Palm Paradise Bay
My first 4 days in Sri Lanka was spent in Tangalla in the lovely palm paradise cabanas – we arrived there quite late at night following a long taxi direct from Colombo (it took an absolute age and in retrospect we should have had a night near the airport before heading off!)
But, on arrival the accomodation was perfect and the sandy beach was even better.
Tangalla Sri LankaAside from lazing around, eating quite good food (and I base this on the fact every guide book had told me it would be terrible!) There wasn't a lot to do. Lots of sun, lots of sri lankan curry and absolutely no-one else staying at the cabanas.We also had our first encounter with Sri Lanka. On the 2nd day an elderly man came up to us on the beach. He told us his name was Winnie and that his beach hut was the abandoned one on the beach. Since the Tsunami he'd been cooking on a gas stove in there and, as we were there early in the season he didn't have the money to open it. He asked if we'd like to go there for lunch the next day and we agreed.

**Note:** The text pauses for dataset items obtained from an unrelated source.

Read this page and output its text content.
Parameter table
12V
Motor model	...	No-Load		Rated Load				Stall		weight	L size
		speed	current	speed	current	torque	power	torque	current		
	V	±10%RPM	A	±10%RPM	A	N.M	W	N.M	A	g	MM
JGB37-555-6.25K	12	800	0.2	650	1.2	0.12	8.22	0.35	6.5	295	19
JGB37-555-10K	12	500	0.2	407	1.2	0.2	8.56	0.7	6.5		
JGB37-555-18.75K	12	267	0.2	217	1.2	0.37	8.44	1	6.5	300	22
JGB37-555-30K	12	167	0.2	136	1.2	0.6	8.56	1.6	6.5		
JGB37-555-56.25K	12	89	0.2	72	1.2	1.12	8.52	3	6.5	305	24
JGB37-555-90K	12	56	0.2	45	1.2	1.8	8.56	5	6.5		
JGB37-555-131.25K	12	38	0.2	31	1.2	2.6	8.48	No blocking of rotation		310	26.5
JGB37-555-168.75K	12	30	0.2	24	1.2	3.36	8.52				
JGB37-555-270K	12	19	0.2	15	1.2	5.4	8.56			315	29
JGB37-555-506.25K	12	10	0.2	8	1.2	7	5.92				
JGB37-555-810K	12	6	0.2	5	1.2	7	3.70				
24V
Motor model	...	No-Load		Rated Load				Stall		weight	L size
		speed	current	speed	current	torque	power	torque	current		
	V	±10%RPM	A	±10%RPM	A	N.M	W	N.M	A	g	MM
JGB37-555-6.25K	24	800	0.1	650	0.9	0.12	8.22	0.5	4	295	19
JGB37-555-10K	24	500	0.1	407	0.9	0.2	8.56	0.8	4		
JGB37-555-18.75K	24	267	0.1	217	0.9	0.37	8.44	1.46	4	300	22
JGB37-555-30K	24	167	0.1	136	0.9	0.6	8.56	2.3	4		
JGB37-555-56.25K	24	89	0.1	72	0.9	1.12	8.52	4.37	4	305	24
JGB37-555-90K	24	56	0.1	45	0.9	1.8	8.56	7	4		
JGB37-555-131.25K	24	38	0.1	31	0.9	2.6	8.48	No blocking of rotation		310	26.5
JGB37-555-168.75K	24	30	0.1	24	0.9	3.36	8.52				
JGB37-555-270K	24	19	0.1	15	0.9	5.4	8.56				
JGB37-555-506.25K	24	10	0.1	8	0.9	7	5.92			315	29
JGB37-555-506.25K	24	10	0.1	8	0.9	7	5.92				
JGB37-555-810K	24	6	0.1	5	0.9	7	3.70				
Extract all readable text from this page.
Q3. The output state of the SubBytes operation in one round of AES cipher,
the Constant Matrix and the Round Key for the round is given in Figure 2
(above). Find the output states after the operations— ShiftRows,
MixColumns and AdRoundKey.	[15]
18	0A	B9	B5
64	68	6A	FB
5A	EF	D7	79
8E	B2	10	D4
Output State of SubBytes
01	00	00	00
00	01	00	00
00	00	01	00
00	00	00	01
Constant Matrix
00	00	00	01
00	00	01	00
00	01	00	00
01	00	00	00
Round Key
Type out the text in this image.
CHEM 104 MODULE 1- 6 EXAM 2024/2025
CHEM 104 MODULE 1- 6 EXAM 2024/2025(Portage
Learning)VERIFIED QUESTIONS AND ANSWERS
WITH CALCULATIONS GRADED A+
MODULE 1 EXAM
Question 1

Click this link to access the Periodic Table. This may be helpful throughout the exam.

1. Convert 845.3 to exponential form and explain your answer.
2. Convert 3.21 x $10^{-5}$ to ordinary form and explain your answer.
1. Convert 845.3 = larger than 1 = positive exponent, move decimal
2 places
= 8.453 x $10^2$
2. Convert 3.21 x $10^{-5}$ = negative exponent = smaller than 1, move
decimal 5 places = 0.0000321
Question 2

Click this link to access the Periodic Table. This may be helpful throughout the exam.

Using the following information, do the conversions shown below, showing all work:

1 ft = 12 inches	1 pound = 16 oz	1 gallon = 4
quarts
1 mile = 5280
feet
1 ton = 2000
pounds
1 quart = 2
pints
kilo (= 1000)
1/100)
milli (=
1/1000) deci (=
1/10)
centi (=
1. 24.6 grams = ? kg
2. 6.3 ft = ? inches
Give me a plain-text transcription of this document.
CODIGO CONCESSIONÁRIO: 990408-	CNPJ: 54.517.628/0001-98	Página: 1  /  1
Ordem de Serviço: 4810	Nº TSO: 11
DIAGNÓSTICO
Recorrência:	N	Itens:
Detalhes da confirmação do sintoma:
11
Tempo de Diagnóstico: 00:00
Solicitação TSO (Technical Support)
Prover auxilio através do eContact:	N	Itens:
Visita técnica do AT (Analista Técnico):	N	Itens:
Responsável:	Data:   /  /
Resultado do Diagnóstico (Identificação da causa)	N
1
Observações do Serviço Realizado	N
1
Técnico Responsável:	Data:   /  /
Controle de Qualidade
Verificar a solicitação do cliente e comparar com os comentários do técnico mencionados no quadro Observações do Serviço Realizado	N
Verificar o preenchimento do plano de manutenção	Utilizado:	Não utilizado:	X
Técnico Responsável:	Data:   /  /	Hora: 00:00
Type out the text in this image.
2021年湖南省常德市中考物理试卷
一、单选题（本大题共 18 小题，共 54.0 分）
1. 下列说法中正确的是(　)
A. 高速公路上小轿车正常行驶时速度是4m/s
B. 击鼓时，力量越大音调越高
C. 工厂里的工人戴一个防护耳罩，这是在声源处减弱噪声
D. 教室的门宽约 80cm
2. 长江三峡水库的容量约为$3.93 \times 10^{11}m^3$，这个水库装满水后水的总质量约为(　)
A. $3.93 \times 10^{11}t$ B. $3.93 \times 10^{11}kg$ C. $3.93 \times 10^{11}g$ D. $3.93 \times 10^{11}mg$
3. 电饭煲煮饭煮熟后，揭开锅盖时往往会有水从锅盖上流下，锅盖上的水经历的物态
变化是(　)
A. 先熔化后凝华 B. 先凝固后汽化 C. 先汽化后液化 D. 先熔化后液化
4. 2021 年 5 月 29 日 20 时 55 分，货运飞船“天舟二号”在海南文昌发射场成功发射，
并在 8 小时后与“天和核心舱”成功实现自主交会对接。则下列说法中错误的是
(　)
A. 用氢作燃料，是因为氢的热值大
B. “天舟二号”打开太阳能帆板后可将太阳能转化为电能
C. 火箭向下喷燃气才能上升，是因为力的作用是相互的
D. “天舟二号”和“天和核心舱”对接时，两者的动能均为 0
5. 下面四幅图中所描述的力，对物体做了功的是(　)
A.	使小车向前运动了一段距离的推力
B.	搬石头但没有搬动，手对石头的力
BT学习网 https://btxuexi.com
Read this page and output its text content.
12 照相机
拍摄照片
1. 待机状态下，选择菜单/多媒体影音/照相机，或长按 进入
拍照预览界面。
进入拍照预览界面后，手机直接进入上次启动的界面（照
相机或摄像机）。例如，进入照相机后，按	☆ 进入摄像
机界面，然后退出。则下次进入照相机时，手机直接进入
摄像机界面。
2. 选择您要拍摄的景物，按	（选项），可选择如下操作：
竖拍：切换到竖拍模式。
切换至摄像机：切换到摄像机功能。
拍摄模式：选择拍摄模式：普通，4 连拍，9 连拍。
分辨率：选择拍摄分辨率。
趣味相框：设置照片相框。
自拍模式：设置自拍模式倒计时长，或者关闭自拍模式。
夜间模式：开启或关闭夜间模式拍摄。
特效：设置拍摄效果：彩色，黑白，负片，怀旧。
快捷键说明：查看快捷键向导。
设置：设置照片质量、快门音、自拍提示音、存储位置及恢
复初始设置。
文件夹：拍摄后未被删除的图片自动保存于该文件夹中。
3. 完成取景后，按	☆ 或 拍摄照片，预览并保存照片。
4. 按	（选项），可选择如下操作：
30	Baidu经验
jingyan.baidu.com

He then asked if we'd give him the equivalent of around a tenner so that he could buy the ingredients for our dinner. Naively (and with the view it was only a tenner) we gave him the cash. The next day we hung around till 2pm and no Winnie, defeated and armed with the ROugh Guide having told us about these horrible Sri lankan touts who fleece tourists for your last penny we retreated to the palm paradise cabanas for lunch. Half way through some delicious grilled prawns a face peered over the balcony and winnie stared up at us. He explained that he was so worried about the weather he didn't think he'd be able to carry off the fish BBQ we'd been promised and, instead, cooked us dinner in his own home and had boated it around the bay, from his village, and onto the beach for us. Queue me, and Aidan, feeling like the worst, most spineless tourists to walk the land! We had to have a 2nd dinner (we couldn't let Winnie down) and, like a bad vicar of dibley episode felt absolutely stuffed and guilty with our lack of belief in an honest man. Lesson 1 of Sri Lanka learnt, whilst people do try and fleece you for every penny (which we found later on) Winnie was an honest man who deserves your chance - his food was amazing, his attitude faultless so don't be like us and if you're lucky enough to stumble across him, give him the time of day (and a beer or 2!